Conseils croisés entre un ancien et un jeune chercheur.

 

Certains jeunes chercheurs s’adressent parfois à moi pour me poser des questions et j’ai choisi ci-après un de ces mails pour illustrer une des réponses que je peux faire. Elle n’est jamais bien sûr identique.Selon les individus,selon les moments les choses pourraient être dites de manière totalement différente, avec d’autres détails, mais celle-ci, quelque soit son imperfection et son incomplétude, peut servir de base de réflexion à pas mal de gens.

Bonjour Alain,

X…  semble t’avoir prévenu que j’avais à cœur de te parler, alors je me permets de t’envoyer un petit mail pour introduire la discussion.
Alors je me présente, c’est M…, j’ai 21 ans et je pratique donc dans le groupe Zen de ….
J’ai commencé ce qu’on appelle formellement une « recherche spirituelle » aux alentours des 18 ans devant l’impasse de cette modernité qui est incapable de donner aux jeunes comme moi le moindre fragment de bon sens !! Comment être heureux ? Pourquoi la souffrance ? « Démerde toi ! » Alors il faut rechercher par soi-même !
Quand j’ai rencontré X…, voyant mon enthousiasme pour la voie, il m’a assez rapidement parlé de… Bernard Harmand. Évidemment, j’ai dévoré les audios et les livres, un certain nombre de fois….
Quel Amour !!!
Bon… tu le sais ça !!
Fan absolu de RAMANA aussi…
Mais si je devais me présenter en une phrase, je suis surtout passionné par… La vie tout court !!
Alors je te contacte parce que je suis très curieux par rapport à toi.
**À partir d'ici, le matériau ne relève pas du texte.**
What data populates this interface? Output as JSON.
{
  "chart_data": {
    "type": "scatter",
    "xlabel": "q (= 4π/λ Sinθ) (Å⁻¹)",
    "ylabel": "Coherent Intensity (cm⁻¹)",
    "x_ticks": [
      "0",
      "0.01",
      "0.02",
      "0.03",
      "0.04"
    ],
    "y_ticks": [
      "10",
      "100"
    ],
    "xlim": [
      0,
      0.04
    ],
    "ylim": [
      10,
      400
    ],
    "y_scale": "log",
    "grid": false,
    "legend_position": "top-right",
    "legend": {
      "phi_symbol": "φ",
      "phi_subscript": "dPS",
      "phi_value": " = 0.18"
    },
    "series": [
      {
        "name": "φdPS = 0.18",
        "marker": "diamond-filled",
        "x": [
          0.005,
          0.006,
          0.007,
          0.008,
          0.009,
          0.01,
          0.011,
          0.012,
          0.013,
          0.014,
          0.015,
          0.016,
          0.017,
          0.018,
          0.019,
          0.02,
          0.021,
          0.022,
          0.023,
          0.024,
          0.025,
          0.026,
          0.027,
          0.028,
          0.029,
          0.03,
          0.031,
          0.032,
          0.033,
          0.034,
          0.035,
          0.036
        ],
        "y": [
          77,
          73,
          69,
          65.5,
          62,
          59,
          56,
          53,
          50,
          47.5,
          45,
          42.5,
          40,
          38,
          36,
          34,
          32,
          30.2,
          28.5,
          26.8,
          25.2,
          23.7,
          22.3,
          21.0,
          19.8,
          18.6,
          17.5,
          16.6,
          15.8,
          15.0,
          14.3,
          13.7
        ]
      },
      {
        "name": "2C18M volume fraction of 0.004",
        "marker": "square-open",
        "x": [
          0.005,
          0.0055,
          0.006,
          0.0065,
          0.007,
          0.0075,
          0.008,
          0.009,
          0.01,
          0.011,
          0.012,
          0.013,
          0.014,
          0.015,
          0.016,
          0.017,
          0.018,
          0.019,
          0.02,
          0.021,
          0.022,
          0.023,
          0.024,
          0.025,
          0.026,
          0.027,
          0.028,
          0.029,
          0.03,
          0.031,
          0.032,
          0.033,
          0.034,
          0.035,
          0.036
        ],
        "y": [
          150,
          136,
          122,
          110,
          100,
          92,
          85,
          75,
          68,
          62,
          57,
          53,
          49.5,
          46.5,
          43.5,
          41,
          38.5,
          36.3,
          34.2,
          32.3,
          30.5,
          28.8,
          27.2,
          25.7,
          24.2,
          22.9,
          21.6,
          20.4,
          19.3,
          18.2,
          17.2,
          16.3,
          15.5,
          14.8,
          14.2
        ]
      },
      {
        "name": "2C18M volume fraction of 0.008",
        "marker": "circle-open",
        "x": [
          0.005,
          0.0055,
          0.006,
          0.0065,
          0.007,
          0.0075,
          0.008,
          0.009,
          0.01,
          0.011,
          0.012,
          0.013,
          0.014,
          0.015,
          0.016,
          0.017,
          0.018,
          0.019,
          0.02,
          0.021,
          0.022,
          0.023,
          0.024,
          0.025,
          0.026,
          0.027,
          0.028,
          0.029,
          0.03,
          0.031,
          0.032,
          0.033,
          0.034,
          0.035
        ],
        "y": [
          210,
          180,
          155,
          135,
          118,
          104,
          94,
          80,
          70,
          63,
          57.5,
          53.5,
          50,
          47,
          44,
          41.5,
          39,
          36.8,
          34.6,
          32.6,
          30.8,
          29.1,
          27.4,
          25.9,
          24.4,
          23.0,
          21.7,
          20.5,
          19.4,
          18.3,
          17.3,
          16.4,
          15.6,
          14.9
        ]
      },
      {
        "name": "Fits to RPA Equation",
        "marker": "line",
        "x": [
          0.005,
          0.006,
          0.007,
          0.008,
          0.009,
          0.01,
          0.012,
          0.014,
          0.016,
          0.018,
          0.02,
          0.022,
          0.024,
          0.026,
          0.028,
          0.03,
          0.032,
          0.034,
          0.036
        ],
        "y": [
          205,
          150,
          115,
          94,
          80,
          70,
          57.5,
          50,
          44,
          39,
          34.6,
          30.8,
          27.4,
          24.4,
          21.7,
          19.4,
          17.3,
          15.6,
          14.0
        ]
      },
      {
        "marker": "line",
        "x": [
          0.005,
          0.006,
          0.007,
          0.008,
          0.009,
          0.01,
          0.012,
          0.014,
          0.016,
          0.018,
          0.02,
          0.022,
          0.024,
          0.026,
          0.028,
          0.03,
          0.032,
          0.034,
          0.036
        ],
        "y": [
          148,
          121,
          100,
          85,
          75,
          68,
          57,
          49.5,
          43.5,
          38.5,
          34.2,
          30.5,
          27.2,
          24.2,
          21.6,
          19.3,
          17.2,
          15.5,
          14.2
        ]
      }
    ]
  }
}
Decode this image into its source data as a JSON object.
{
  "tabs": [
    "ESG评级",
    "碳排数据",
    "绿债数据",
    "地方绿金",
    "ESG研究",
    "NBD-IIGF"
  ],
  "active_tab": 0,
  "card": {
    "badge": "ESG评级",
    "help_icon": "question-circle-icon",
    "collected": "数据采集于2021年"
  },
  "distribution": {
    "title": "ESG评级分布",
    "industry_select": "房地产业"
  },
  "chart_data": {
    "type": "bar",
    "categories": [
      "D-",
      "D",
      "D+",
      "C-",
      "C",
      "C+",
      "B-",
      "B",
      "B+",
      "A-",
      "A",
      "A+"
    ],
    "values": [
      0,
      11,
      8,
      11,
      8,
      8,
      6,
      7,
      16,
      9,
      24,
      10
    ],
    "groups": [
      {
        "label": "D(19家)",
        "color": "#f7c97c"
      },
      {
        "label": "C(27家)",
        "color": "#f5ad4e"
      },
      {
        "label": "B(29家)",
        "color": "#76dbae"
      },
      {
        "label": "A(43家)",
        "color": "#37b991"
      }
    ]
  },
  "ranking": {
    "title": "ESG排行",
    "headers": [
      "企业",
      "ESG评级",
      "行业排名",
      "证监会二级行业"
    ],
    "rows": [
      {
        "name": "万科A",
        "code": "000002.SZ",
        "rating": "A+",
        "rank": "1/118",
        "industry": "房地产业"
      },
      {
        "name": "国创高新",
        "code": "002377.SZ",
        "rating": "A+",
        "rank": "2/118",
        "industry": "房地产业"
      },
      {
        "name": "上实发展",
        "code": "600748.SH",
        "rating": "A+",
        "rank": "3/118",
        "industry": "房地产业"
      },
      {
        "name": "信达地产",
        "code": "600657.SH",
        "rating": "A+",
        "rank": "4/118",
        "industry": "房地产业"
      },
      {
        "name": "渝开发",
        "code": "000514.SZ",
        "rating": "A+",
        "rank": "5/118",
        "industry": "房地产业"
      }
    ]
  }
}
Et pour commencer j’ai une question:
Comme tu le sais une des questions que tu as toi-même posé à Bernard Harmand au début (et je cite de tête) « Quel conseil donnerais-tu à un jeune de 20 ans qui viendrait te voir ? »
Je connais la réponse de Bernard….
Mais je veux la tienne !! Après toutes ses années à le côtoyer…
Quel conseil tu donnerais à un jeune de 21 ans qui viendrait te voir ? Sur la recherche bien sûr !!!
Avec tout mon respect !
M….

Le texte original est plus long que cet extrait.